问题描述
我正在尝试使用 twilio 流和谷歌语音到文本构建一个简单的机器人,播放按摩,暂停听取用户输入并返回适合用户输入的答案,但我找不到方法收到音频后发回答案, 我的意思是我不知道如何从我的服务器向 twilio 本身发送“按摩”。
这是我的代码:
require('dotenv').config();
const WebSocket = require("ws");
const express = require("express");
const app = express();
const server = require("http").createServer(app);
const wss = new WebSocket.Server({ server });
let myAction = '<Say>default</Say>';
//Include Google Speech to Text
const speech = require("@google-cloud/speech");
const client = new speech.SpeechClient();
//Configure Transcription Request
const request = {
config: {
encoding: "MULAW",sampleRateHertz: 8000,languageCode: "iw-IL",},interimResults: true
};
// Handle Web Socket Connection
wss.on("connection",function connection(ws) {
console.log("New Connection Initiated");
let recognizeStream = null;
ws.on("message",function incoming(message) {
const msg = JSON.parse(message);
switch (msg.event) {
case "connected":
console.log(`A new call has connected.`);
// Create Stream to the Google Speech to Text API
recognizeStream = client
.streamingRecognize(request)
.on("error",console.error)
.on("data",data => {
let answer = (data.results[0].alternatives[0].transcript);
if (answer?.includes('כן')){
myAction="<Play>https://cinnamon-cockroach-2574.twil.io/assets/saidYes.mp3</Play>"
}
if(answer?.includes('לא')){
myAction="<Play>https://cinnamon-cockroach-2574.twil.io/assets/saidNo.mp3</Play>"
}
});
break;
case "start":
console.log(`Starting Media Stream ${msg.streamSid}`);
break;
case "media":
// Write Media Packets to the recognize stream
recognizeStream.write(msg.media.payload);
break;
case "stop":
console.log(`Call Has Ended`);
recognizeStream.destroy();
break;
}
});
});
//Handle HTTP Request
app.get("/",(req,res) => res.send("Hello World"));
app.post("/",res) => {
res.set("Content-Type","text/xml");
res.send(`
<Response>
<Start>
<Stream url="wss://${req.headers.host}/"/>
</Start>
<Play>https://cinnamon-cockroach-2584.twil.io/assets/opening.mp3</Play>
<Pause length="5" />
${myAction/* robot respond */}
<Play>https://cinnamon-cockroach-2574.twil.io/assets/closing.mp3</Play>
</Response>
`);
});
console.log("Listening at Port 8080");
server.listen(8080);
as 你可以看到我尝试使用 myAction 为用户动态设置答案,但是它不起作用,我很高兴得到一些帮助或参考正确的文档。
谢谢。
解决方法
使用 <Start><Stream .../></Start>
,您将异步启动流,请参阅 doc:
<Start>
动词异步启动音频 <Stream>
,并立即继续下一个 TwiML 指令。

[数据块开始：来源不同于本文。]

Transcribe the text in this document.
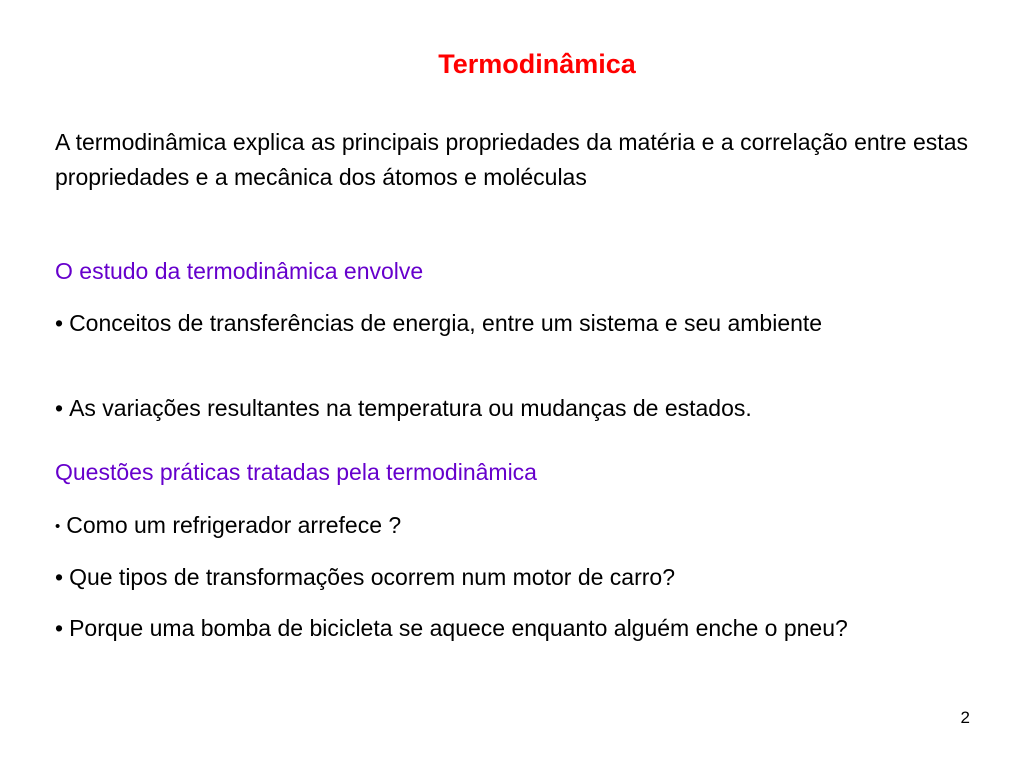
Termodinâmica

A termodinâmica explica as principais propriedades da matéria e a correlação entre estas propriedades e a mecânica dos átomos e moléculas

O estudo da termodinâmica envolve

• Conceitos de transferências de energia, entre um sistema e seu ambiente

• As variações resultantes na temperatura ou mudanças de estados.

Questões práticas tratadas pela termodinâmica

• Como um refrigerador arrefece ?

• Que tipos de transformações ocorrem num motor de carro?

• Porque uma bomba de bicicleta se aquece enquanto alguém enche o pneu?

2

如果没有指令,呼叫将被断开。
您可能想要使用 here 和 <Connect><Stream .../></Connect
描述的同步双向流。
基本上你的 TwiML 需要做的是:
- 说开场白
- 通过
<Connect><Stream .../></Connect
连接流,收听,使用 Google Speech to Text API 进行处理,将电话号码标识的结果存储在数据库/缓存中,完成后关闭 websocket - 从数据库/缓存中检索结果
- 对结果说些什么
Connect Basic Demo 应该能让您朝着正确的方向开始。